04:30 On aurait aimé entendre le président là-dessus, puisque l'ensemble des budgets
04:33 qui sont consacrés aux acteurs qui proposent du microcrédit en France vont être coupés.
04:38 Jusqu'à présent, c'est la Caisse des dépôts qui les prenait en charge.
04:42 Nous, accompagner une personne en réinsertion à famille rurale, on l'a chiffré,
04:45 ça nous coûte 170 euros.
04:48 Le sortir du système de l'emploi demain, ne serait-ce que le mettre au RSA, ça coûtera deux fois plus par mois.

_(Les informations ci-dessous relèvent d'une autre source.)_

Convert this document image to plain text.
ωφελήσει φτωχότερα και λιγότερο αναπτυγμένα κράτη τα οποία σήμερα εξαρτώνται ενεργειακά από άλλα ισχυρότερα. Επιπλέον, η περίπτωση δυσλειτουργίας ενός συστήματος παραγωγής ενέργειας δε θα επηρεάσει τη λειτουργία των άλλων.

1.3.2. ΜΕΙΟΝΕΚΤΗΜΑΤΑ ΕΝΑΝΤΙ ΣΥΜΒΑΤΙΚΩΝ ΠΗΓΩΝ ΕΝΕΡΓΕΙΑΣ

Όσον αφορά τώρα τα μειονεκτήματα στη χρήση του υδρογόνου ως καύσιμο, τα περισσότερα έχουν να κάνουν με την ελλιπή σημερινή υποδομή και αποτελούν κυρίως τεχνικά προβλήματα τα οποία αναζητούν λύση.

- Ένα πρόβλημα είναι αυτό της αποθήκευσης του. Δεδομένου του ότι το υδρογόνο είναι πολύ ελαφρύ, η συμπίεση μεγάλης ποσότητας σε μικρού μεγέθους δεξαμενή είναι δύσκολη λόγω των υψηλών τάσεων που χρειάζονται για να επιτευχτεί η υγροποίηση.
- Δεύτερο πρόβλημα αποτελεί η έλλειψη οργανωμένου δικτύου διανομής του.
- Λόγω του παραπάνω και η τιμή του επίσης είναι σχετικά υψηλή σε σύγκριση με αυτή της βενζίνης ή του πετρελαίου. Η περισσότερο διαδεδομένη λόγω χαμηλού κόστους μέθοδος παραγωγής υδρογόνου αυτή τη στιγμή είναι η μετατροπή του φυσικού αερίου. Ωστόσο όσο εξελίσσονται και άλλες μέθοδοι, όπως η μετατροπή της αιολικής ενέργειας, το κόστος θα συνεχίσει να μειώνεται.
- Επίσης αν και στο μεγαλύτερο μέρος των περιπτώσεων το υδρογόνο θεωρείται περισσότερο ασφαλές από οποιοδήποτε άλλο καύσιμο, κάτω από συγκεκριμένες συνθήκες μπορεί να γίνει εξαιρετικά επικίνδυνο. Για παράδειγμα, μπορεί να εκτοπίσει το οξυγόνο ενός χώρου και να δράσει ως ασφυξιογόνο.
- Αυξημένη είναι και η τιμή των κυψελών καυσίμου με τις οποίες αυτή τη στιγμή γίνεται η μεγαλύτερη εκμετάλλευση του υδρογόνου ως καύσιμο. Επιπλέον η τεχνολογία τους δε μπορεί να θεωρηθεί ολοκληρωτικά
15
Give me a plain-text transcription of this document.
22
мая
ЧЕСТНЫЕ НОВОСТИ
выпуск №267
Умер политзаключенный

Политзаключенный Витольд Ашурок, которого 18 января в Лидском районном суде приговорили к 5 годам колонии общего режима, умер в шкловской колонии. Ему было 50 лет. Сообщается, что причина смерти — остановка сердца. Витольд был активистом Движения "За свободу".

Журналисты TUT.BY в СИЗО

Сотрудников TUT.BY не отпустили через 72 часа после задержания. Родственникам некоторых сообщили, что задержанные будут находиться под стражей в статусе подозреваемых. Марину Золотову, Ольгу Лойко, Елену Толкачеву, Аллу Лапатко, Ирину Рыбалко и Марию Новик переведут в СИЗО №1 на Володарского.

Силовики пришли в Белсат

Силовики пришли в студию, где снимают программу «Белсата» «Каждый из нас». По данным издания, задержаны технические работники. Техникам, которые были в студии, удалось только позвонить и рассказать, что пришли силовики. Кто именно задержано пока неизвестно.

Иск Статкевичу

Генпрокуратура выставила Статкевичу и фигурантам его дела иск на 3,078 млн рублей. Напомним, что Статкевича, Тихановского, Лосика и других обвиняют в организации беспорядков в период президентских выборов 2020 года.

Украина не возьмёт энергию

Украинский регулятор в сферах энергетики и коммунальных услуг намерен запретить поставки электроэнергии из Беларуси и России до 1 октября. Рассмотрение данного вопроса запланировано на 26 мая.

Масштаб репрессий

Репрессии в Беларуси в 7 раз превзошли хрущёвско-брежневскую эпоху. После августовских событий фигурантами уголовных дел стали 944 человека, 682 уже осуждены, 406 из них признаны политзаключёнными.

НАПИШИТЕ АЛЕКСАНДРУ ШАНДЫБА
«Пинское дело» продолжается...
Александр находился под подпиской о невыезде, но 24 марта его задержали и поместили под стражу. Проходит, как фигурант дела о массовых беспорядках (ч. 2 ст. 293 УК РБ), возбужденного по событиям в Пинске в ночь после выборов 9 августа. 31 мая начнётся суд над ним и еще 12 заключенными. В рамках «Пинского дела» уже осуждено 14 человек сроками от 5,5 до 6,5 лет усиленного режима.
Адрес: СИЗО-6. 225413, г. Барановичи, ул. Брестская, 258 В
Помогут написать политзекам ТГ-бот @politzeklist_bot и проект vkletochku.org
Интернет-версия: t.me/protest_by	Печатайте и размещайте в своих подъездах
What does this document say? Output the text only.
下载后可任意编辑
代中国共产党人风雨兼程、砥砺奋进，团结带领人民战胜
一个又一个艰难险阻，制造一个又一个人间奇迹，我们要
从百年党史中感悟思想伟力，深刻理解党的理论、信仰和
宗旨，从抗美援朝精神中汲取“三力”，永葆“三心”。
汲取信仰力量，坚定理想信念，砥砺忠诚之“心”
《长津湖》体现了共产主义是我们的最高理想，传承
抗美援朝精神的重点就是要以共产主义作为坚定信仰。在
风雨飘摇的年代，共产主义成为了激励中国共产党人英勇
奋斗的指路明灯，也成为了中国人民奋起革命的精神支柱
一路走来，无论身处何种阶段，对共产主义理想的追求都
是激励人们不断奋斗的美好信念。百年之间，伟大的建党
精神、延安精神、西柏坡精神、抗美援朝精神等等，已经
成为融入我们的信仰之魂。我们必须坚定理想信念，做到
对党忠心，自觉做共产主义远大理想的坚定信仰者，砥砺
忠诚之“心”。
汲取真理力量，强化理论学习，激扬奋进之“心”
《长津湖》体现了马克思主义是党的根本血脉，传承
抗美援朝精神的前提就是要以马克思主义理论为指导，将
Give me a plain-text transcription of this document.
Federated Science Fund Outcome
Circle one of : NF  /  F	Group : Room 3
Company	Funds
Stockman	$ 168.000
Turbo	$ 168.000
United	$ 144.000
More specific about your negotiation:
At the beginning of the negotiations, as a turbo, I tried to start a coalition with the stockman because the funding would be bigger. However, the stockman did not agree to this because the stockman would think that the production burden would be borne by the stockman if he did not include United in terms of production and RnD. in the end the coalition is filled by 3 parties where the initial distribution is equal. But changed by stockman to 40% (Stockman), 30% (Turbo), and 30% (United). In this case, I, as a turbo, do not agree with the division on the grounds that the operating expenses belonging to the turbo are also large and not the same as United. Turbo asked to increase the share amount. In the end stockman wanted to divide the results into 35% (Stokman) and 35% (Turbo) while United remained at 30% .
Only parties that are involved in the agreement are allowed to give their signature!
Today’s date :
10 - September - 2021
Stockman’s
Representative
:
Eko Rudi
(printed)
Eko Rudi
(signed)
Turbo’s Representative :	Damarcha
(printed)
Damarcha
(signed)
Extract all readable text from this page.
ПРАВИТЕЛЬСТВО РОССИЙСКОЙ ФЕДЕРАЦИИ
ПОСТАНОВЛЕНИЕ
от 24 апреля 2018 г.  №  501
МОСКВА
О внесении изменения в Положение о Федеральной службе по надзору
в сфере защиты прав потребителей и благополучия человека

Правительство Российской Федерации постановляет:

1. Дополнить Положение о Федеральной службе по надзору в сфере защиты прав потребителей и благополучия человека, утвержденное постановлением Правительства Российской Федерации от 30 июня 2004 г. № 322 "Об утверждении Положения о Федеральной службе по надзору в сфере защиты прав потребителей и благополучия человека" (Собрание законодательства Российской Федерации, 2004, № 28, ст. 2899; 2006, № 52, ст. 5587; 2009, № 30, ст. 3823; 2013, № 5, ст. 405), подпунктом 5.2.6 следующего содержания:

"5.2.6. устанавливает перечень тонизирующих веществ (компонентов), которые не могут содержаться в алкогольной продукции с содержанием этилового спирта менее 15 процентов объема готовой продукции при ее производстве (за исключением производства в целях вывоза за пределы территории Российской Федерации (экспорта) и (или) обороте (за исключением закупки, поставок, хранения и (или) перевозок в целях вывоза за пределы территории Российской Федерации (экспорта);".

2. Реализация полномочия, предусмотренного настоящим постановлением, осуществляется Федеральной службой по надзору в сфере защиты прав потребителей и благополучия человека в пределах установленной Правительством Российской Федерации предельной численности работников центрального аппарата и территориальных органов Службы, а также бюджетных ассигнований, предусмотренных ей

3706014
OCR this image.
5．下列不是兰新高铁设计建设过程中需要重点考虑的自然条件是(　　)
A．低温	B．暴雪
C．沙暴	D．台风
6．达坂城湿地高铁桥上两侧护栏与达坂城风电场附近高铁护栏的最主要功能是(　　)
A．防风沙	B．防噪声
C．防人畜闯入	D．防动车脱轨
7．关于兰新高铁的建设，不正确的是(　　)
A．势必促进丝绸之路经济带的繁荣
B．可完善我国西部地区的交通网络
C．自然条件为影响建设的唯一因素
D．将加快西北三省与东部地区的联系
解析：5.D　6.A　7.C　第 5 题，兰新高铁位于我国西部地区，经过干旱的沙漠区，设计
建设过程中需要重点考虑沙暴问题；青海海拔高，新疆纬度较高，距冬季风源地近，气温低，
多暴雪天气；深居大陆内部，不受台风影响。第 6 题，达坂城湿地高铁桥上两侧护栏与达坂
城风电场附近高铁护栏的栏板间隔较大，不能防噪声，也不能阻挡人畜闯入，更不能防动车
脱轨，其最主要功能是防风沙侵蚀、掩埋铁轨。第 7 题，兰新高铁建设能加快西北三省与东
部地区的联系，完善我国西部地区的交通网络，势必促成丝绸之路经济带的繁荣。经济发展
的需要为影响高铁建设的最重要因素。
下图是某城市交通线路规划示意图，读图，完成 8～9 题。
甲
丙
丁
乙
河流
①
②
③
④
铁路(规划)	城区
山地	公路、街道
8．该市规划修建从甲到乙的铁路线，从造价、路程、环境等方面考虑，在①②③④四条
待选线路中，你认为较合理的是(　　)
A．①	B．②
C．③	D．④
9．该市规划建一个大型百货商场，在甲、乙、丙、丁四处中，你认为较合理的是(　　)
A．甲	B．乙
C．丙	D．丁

04:54 Donc, il y a aussi ce genre de considérations qui n'ont pas du tout été prises en compte
04:58 et dont on espère qu'ils vont être rediscutés, notamment au moment de la loi de finances,
05:04 parce que tout ça, c'est des petits budgets qui permettent justement la réinsertion.
05:08 Et pour en revenir à votre question, effectivement, dans le cadre d'un microcrédit,
05:12 on a cette conscience d'encourager l'achat de véhicules propres.
05:16 Donc forcément, tout ce qui touche à l'achat de véhicules propres, on y est favorable.
05:20 Mais il ne faut pas concentrer tous les efforts sur la voiture,
05:23 c'est-à-dire que la solution ne consiste pas en transformer le parc automobile en véhicule électrique.
05:33 Ce n'est ni d'un point de vue environnemental intéressant,
05:36 ni une solution pour encore une fois proposer autre chose que la voiture pour se déplacer en milieu rural.
05:43 Merci beaucoup à toutes les deux.
05:44 Et on rappelle, cette aide n'est pas pour tout de suite, Gaëtan, c'est 2024.
05:48 Et il faudra la demander parce qu'en janvier dernier, il y avait quoi ?
05:50 Un bénéficiaire potentiel sur deux seulement qui l'a demandé.
05:53 4,35 millions de Français ont effectivement fait les démarches pour obtenir ce chèque carburant.
06:00 Au départ, le gouvernement visait 10 millions de travailleurs modestes.
06:03 Donc vous voyez effectivement moins d'un sur deux.